There have been “milestones every two years” in NHK’s quest to make commercial 8K broadcasts a reality by the end of the decade, Sugawara said. Each milestone has included “a large-scale sporting event,” such as the London Olympics in 2012 and the World Cup in Brazil in 2014, he said. The Olympics in particular long have been “a showcase for broadcasting technology,” he said.
Cable, satellite and IP-based transport systems will be the transmission formats NHK will use for experimental 8K broadcasts in 2016, “but it is desirable to introduce terrestrial in the future,” he said. “R&D on large-capacity transmission technologies for terrestrial broadcasting is ongoing,” Sugawara said. NHK successfully conducted a “long-distance transmission test” of terrestrial 8K last year using a “4096-QAM” modulation scheme, he said. In Q&A, Sugawara said 4096-QAM modulation is “quite different” from that of the current DTV system but is needed to achieve the comparable coverage area of existing DTV. “So that means we may have to change the network” to suit the new modulation scheme, he said. “But there is a strong desire not to change the current network, so we need more investigation.”
NHK sees 8K as “the ultimate format” for two-dimensional TV broadcast, “based on our own research on the human factors,” Sugawara also said in Q&A when asked if 8K represents the uppermost goal in NHK’s future road map. “So we do not see 16K, 32K,” he said, drawing laughter from the audience of engineers.

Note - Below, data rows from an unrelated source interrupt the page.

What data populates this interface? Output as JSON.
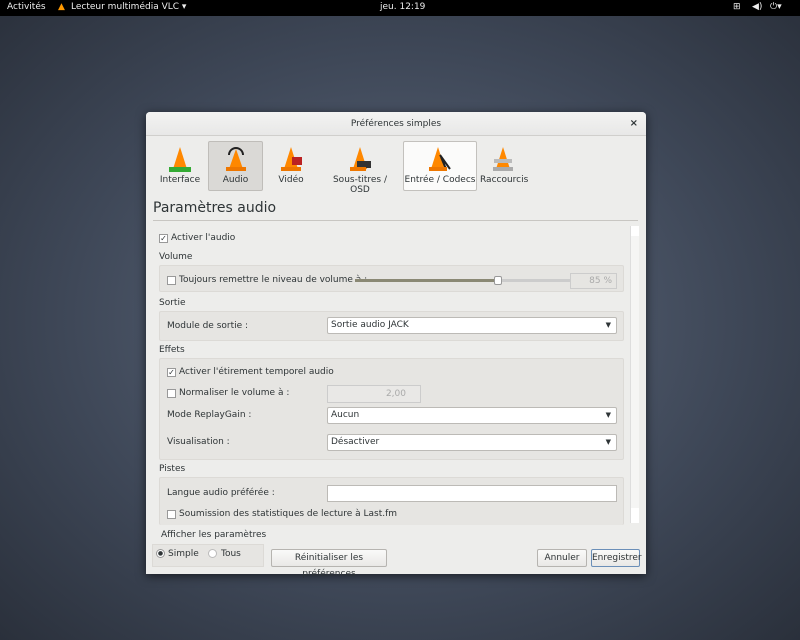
{
  "topbar": {
    "activities": "Activités",
    "app": "Lecteur multimédia VLC ▾",
    "clock": "jeu. 12:19"
  },
  "dialog": {
    "title": "Préférences simples",
    "close": "×",
    "tabs": [
      {
        "label": "Interface"
      },
      {
        "label": "Audio"
      },
      {
        "label": "Vidéo"
      },
      {
        "label": "Sous-titres / OSD"
      },
      {
        "label": "Entrée / Codecs"
      },
      {
        "label": "Raccourcis"
      }
    ],
    "heading": "Paramètres audio",
    "enable_audio": {
      "label": "Activer l'audio",
      "checked": true
    },
    "volume": {
      "title": "Volume",
      "always_reset": {
        "label": "Toujours remettre le niveau de volume à :",
        "checked": false
      },
      "value": "85 %",
      "percent": 85
    },
    "output": {
      "title": "Sortie",
      "module_label": "Module de sortie :",
      "module_value": "Sortie audio JACK"
    },
    "effects": {
      "title": "Effets",
      "time_stretch": {
        "label": "Activer l'étirement temporel audio",
        "checked": true
      },
      "normalize": {
        "label": "Normaliser le volume à :",
        "checked": false,
        "value": "2,00"
      },
      "replaygain_label": "Mode ReplayGain :",
      "replaygain_value": "Aucun",
      "visual_label": "Visualisation :",
      "visual_value": "Désactiver"
    },
    "tracks": {
      "title": "Pistes",
      "lang_label": "Langue audio préférée :",
      "lang_value": "",
      "lastfm": {
        "label": "Soumission des statistiques de lecture à Last.fm",
        "checked": false
      }
    },
    "show": {
      "title": "Afficher les paramètres",
      "simple": "Simple",
      "all": "Tous",
      "selected": "Simple"
    },
    "buttons": {
      "reset": "Réinitialiser les préférences",
      "cancel": "Annuler",
      "save": "Enregistrer"
    }
  }
}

The Super Hi-Vision 8K platform will be built upon a structure that trumpets “more,” “better” and “faster” pixels, Sugawara said. From its commercial launch, its 7680 x 4320 resolution will support 120 Hz frame rates and 12-bit-based wider color gamut. Sugawara stopped short of saying whether NHK out of the gate will support full BT.2020 colorimetry, but said that under Super Hi-Vision 8K, color gamut will be “expanded so that almost all surface colors can be reproducible.”
High dynamic range “is a hot topic,” Sugawara said, but one he apparently wanted to steer clear of during his NAB Show presentation. “There are various points of view in the discussion,” but there was no “time” available during the talk to cover them all, he said. “So I would like to say simply that NHK is considering” how to include HDR in the future and “has a desire to introduce” HDR for Super Hi-Vision 8K broadcasts, he said.

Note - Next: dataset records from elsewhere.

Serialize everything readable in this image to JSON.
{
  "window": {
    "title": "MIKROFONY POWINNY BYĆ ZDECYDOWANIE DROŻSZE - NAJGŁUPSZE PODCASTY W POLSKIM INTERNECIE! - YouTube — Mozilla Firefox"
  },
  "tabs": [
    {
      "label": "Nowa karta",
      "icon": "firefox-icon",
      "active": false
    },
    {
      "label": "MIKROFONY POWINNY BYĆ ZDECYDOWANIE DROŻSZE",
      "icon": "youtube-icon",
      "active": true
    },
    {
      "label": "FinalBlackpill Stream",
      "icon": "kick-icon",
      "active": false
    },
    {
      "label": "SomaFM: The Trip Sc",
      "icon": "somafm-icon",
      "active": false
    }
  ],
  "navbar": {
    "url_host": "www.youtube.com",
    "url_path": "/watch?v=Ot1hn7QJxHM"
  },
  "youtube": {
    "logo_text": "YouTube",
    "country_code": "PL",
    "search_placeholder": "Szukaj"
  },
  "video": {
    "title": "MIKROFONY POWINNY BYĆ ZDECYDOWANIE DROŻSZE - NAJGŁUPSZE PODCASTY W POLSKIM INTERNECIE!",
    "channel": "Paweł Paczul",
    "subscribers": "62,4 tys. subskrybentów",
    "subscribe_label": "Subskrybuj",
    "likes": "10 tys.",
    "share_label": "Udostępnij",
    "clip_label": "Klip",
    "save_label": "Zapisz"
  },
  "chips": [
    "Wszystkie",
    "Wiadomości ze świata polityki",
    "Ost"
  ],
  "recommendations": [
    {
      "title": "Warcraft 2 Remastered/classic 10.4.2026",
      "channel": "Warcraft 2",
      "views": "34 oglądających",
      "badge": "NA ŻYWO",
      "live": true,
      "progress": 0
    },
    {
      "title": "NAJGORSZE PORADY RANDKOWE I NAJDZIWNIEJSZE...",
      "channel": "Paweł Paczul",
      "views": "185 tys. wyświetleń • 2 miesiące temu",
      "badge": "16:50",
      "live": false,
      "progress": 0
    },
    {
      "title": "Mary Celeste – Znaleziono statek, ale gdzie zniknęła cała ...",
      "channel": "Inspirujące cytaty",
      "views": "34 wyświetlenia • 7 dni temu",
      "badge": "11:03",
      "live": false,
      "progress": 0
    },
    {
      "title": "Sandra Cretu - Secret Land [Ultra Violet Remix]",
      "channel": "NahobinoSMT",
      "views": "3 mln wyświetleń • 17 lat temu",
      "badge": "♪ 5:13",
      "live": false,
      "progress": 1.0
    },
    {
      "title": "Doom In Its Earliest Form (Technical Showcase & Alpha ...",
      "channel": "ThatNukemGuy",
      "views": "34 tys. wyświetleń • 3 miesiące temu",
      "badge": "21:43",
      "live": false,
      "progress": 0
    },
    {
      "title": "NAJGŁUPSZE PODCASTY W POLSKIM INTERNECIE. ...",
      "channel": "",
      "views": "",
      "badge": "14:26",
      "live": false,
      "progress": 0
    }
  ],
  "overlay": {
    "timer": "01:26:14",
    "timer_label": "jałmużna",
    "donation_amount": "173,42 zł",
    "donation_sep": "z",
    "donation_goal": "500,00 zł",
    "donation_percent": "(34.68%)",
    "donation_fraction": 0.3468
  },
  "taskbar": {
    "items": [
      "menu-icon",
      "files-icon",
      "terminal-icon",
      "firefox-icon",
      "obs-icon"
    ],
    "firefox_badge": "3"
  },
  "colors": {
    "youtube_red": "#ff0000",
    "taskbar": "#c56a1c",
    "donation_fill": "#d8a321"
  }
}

For broadcasters reluctant to embrace new distribution technologies, “fear, uncertainty and doubt are dead-end roads,” said NAB Chief Technology Officer Sam Matheny in a conference keynote speech in which he spoke to the audience of engineers as if he were giving a motivational sermon. Those negative emotions “don’t get us anywhere, at least nowhere productive,” he said. “We need to believe in the virtuous cycle.”
Adopting new distribution strategies, “via website, mobile applications and social media, all serve to build” audiences for “our core broadcast services,” Matheny said. “These platforms feed and support one another. And with our core service, we need to embrace our strengths. We are wireless. We are locally targeted. We have nationwide coverage. And we have a one-to-many architecture. We need to take these strengths and combine them with new technologies like IP distribution, greater connectivity and big data, and leverage them to make us even stronger.”

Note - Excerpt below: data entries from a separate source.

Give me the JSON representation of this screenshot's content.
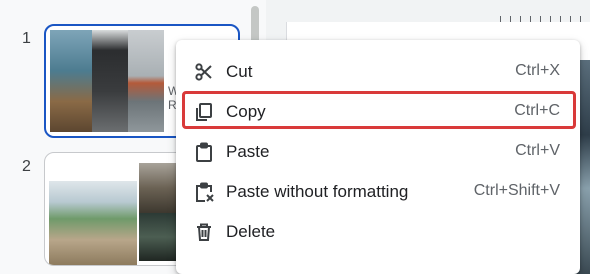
{
  "filmstrip": {
    "slides": [
      {
        "number": "1",
        "title_fragment_1": "W",
        "title_fragment_2": "RO"
      },
      {
        "number": "2"
      }
    ]
  },
  "context_menu": {
    "items": [
      {
        "label": "Cut",
        "shortcut": "Ctrl+X",
        "icon": "scissors-icon"
      },
      {
        "label": "Copy",
        "shortcut": "Ctrl+C",
        "icon": "copy-icon",
        "highlighted": true
      },
      {
        "label": "Paste",
        "shortcut": "Ctrl+V",
        "icon": "clipboard-icon"
      },
      {
        "label": "Paste without formatting",
        "shortcut": "Ctrl+Shift+V",
        "icon": "clipboard-clear-icon"
      },
      {
        "label": "Delete",
        "shortcut": "",
        "icon": "trash-icon"
      }
    ]
  },
  "colors": {
    "selected_border": "#1a56c4",
    "highlight_border": "#d93a3a",
    "menu_text": "#202124",
    "shortcut_text": "#5f6368"
  }
}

Matheny is confident there’s “a very important and sustainable role for broadcasters to play in IP video distribution,” he said. “It is probably the one thing that has me the most excited” about ATSC 3.0, in that the next-gen system will use “IP-based transport that will set us up for success in so many ways, from how we can integrate with new distribution partners to the types of devices that will choose to build in broadcast receivers,” he said.